Trump menyampaikan klaim kontroversial itu saat wawancara dengan Fox Business Network. Presiden AS tersebut menyatakan bahwa Washington tidak pernah membutuhkan NATO dan menuduh tentara sekutu tidak benar-benar bertempur di zona bahaya.
Keir Starmer menegaskan komentar semacam itu sangat melukai keluarga prajurit yang gugur atau terluka parah. Saat ditanya awak media mengenai potensi tuntutan permintaan maaf, pemimpin Partai Buruh itu memberikan jawaban tegas.

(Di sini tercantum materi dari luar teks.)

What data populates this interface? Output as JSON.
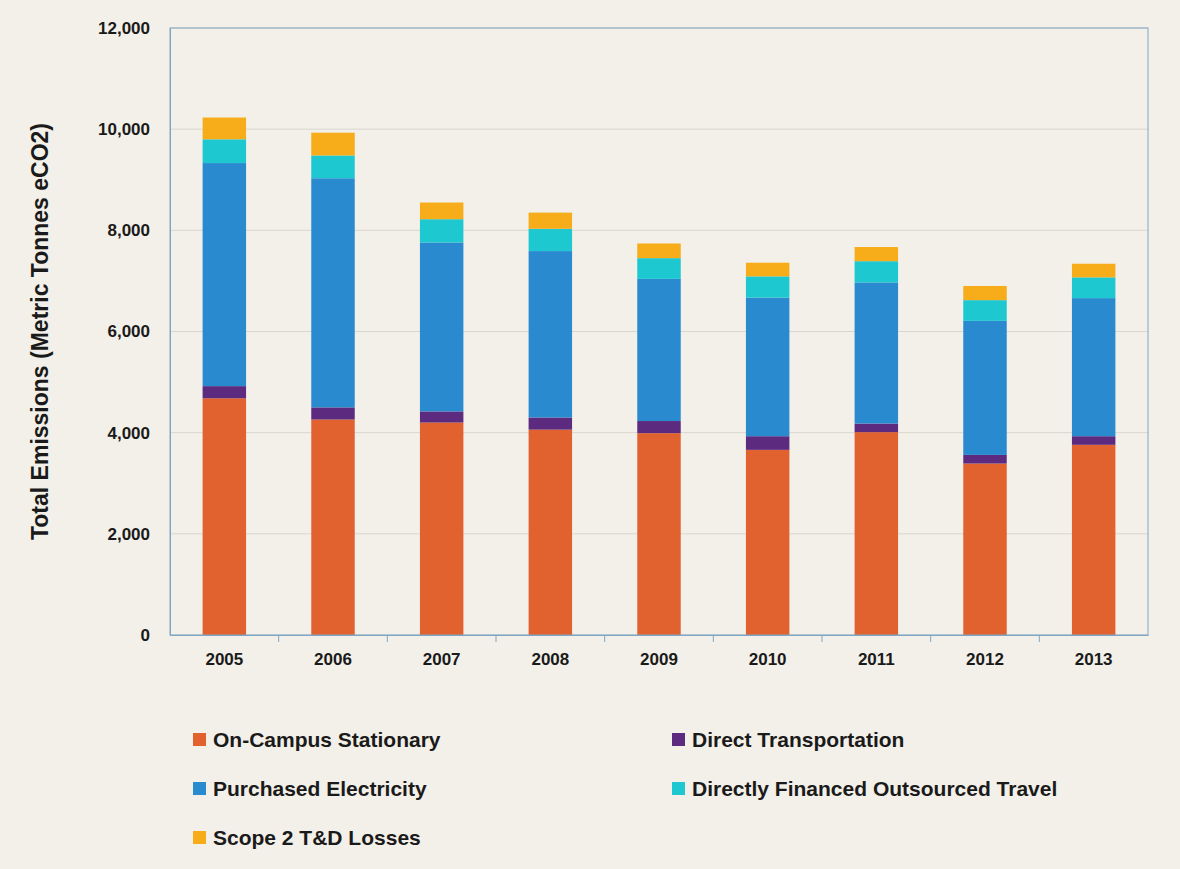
{
  "chart_data": {
    "type": "bar",
    "stacked": true,
    "grid": true,
    "legend": "bottom",
    "y_label": "Total Emissions (Metric Tonnes eCO2)",
    "categories": [
      "2005",
      "2006",
      "2007",
      "2008",
      "2009",
      "2010",
      "2011",
      "2012",
      "2013"
    ],
    "ylim": [
      0,
      12000
    ],
    "yticks": [
      0,
      {
        "value": 2000,
        "label": "2,000"
      },
      {
        "value": 4000,
        "label": "4,000"
      },
      {
        "value": 6000,
        "label": "6,000"
      },
      {
        "value": 8000,
        "label": "8,000"
      },
      {
        "value": 10000,
        "label": "10,000"
      },
      {
        "value": 12000,
        "label": "12,000"
      }
    ],
    "series": [
      {
        "name": "On-Campus Stationary",
        "color": "#e2622f",
        "values": [
          4680,
          4260,
          4200,
          4060,
          3990,
          3660,
          4010,
          3390,
          3760
        ]
      },
      {
        "name": "Direct Transportation",
        "color": "#5c2a7e",
        "values": [
          240,
          240,
          220,
          240,
          240,
          270,
          170,
          170,
          170
        ]
      },
      {
        "name": "Purchased Electricity",
        "color": "#2a8ad0",
        "values": [
          4410,
          4530,
          3340,
          3290,
          2810,
          2740,
          2790,
          2650,
          2730
        ]
      },
      {
        "name": "Directly Financed Outsourced Travel",
        "color": "#1ec8d0",
        "values": [
          470,
          450,
          460,
          440,
          410,
          420,
          420,
          410,
          410
        ]
      },
      {
        "name": "Scope 2 T&D Losses",
        "color": "#f7ad1a",
        "values": [
          430,
          450,
          330,
          320,
          290,
          270,
          280,
          280,
          270
        ]
      }
    ]
  }
}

“Saya menganggap pernyataan Presiden Trump itu menghina dan sejujurnya sangat mengerikan. Jika saya salah bicara seperti itu atau mengucapkan kata-kata tersebut, saya pasti akan meminta maaf,” ujar Starmer, dilansir The Guardian.

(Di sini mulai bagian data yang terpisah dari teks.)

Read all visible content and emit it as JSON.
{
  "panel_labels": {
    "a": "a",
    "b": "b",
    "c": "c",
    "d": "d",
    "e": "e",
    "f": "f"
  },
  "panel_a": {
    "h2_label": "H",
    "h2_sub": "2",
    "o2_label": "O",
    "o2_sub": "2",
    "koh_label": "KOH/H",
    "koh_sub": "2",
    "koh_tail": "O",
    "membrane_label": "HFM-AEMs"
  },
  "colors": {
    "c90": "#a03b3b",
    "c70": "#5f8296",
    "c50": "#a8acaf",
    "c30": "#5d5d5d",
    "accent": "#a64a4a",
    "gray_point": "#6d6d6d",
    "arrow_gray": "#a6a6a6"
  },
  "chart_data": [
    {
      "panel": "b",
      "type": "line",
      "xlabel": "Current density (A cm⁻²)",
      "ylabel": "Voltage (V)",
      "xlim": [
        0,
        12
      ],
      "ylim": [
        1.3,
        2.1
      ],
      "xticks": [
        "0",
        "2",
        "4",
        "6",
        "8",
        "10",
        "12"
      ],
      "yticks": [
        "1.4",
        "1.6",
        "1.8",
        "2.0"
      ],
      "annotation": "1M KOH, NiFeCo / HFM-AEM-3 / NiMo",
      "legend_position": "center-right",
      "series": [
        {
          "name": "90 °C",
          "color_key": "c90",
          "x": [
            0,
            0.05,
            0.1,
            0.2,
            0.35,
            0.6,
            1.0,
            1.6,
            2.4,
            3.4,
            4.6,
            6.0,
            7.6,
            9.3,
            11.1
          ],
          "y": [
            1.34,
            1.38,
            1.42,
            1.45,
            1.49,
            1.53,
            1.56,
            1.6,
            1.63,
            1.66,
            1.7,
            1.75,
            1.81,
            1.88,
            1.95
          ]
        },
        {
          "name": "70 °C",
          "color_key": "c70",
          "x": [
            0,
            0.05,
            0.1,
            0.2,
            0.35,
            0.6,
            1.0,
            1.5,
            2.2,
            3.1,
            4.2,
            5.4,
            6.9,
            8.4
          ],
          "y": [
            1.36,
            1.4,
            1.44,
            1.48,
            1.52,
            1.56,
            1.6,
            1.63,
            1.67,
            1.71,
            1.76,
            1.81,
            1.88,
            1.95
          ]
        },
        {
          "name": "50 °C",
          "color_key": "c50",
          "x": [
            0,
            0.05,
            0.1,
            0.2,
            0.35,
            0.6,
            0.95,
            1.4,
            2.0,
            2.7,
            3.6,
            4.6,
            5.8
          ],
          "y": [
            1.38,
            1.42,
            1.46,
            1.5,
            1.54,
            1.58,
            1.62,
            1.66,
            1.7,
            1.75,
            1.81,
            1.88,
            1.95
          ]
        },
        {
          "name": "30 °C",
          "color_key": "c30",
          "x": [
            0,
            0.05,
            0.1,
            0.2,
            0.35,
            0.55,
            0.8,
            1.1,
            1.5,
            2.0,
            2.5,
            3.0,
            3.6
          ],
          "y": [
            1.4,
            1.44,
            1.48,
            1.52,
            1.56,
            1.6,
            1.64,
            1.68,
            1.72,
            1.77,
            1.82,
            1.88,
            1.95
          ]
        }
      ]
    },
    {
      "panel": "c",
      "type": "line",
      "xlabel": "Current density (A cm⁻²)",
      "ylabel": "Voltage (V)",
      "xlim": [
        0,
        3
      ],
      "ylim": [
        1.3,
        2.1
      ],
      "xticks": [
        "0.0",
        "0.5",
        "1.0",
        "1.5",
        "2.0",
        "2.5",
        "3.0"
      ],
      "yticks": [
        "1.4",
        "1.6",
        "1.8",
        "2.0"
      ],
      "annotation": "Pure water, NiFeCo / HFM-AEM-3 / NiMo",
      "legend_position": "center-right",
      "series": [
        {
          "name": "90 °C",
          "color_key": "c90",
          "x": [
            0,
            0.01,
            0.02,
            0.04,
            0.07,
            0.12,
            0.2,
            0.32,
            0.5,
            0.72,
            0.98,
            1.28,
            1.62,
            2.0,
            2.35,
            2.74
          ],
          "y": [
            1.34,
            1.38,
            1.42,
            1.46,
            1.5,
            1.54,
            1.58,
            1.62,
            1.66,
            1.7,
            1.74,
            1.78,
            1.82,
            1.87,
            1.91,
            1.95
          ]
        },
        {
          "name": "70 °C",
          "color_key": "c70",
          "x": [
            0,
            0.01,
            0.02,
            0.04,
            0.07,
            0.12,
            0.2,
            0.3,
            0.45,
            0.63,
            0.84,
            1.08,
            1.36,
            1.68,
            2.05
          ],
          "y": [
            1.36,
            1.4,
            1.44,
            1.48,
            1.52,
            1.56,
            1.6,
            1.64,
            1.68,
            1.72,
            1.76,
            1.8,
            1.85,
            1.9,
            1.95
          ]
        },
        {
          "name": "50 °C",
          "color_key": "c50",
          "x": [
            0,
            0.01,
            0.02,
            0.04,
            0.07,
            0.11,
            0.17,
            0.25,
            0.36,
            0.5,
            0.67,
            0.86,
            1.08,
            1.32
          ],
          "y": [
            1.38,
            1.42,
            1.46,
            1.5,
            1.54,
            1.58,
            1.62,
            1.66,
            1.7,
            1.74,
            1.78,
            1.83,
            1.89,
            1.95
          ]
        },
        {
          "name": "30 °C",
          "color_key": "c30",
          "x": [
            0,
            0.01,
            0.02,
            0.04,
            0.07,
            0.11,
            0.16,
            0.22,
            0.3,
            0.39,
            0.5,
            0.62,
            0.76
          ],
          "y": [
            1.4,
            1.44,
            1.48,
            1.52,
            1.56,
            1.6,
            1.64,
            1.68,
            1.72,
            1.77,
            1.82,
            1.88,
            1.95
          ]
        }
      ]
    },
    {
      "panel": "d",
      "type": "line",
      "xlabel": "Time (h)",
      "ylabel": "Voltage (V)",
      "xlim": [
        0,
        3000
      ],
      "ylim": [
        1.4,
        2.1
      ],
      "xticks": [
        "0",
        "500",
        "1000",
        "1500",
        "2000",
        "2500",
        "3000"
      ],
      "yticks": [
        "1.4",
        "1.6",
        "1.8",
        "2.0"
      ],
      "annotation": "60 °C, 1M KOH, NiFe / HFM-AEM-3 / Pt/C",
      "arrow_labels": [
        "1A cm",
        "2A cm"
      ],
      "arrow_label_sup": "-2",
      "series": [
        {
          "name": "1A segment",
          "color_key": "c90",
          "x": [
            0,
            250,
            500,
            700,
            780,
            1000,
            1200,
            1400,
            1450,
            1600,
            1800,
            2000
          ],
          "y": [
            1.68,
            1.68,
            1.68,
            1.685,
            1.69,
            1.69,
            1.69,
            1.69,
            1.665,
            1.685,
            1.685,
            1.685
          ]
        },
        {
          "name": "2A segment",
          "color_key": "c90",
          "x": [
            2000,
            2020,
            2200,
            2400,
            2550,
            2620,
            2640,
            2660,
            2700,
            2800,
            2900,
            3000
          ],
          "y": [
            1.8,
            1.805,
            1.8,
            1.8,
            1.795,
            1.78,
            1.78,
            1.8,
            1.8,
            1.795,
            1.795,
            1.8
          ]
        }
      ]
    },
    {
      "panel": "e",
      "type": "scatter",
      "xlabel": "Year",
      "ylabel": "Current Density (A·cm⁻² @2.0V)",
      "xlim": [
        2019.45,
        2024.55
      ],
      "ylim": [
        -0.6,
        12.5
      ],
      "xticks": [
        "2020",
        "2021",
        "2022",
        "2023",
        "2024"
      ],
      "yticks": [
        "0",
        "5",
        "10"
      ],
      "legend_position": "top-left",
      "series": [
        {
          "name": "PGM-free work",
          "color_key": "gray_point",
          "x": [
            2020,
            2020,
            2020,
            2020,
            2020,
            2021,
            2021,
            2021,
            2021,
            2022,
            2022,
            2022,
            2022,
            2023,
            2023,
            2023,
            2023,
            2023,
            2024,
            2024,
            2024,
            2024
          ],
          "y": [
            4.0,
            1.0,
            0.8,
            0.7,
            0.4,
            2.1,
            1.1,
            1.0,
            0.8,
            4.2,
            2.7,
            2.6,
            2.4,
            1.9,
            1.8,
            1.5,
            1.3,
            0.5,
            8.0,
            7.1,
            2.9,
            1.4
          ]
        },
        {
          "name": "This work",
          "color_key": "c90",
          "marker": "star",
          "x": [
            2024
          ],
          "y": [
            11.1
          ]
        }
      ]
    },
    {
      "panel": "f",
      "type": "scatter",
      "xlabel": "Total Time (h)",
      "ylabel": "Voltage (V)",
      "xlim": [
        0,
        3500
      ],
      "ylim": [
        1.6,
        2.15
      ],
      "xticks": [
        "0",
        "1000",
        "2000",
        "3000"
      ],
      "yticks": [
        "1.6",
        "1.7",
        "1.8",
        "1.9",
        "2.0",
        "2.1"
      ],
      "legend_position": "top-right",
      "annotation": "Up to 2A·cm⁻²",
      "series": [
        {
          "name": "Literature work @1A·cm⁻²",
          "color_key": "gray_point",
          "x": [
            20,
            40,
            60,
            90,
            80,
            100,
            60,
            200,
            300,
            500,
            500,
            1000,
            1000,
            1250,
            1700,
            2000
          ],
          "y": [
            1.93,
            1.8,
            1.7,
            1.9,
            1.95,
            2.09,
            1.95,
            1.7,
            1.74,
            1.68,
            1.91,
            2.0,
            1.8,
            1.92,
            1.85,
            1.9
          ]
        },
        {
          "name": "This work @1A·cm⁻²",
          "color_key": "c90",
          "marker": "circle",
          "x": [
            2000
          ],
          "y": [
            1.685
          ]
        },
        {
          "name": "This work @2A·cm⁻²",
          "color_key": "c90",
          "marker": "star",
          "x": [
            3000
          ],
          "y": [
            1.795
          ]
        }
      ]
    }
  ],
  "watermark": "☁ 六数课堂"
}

Gedung Putih justru menolak kritik dari London dan membela pernyataan presiden mereka. Juru bicara Taylor Rogers mengklaim bahwa AS telah berkontribusi lebih banyak untuk NATO dibandingkan gabungan seluruh negara anggota lainnya.
2. Menteri dan Pangeran Inggris turut angkat bicara

Dilansir France24, Inggris tercatat sebagai kontributor pasukan terbesar kedua setelah AS dengan mengirimkan lebih dari 150 ribu personel selama konflik berlangsung. Pasukan Britania Raya memimpin kampanye di Provinsi Helmand, wilayah paling berbahaya dan penuh kekerasan di Afghanistan.
Data resmi menunjukkan sebanyak 405 dari total 457 kematian personel Inggris terjadi akibat bentrokan langsung. Pangeran Harry, yang pernah bertugas dua kali di garis depan Afghanistan, turut angkat bicara dan menekankan pengorbanan rekan-rekannya harus dibicarakan dengan rasa hormat.
Menteri Veteran Inggris, Alistair Carns, menyebut klaim Trump sangat konyol karena ia sendiri pernah bertugas di sana. Ia menyoroti perjuangan fisik dan emosional yang dialami para tentara di lapangan.
“Kami menumpahkan darah, keringat, dan air mata bersama. Tidak semua orang bisa pulang ke rumah dengan selamat,” tegas Carns dalam sebuah video.
3. Sekutu lain meradang hingga ungkit masa lalu Trump

Protes tidak hanya datang dari Inggris, tetapi juga dari sekutu NATO lainnya seperti Polandia dan Denmark. Denmark mencatat tingkat kematian per kapita tertinggi di antara anggota NATO dengan 44 tentara gugur, disusul Kanada yang kehilangan lebih dari 150 personel.
Pemimpin Partai Demokrat Liberal Inggris, Ed Davey, menyerang balik rekam jejak militer Trump. Davey menyoroti fakta bahwa Presiden AS itu menghindari wajib militer Perang Vietnam sebanyak lima kali dengan alasan medis.
“Trump menghindari dinas militer sebanyak lima kali. Berani-beraninya dia mempertanyakan pengorbanan mereka,” tulis Davey di media sosial X, dilansir The Straits Times.
Total kematian pasukan NATO dalam konflik tersebut mencapai 3.486 jiwa, dengan AS kehilangan 2.461 tentara. Keterlibatan sekutu di Afghanistan didasari oleh aktivasi Pasal 5 NATO untuk pertama kalinya dalam sejarah guna membela AS pasca-serangan 9/11.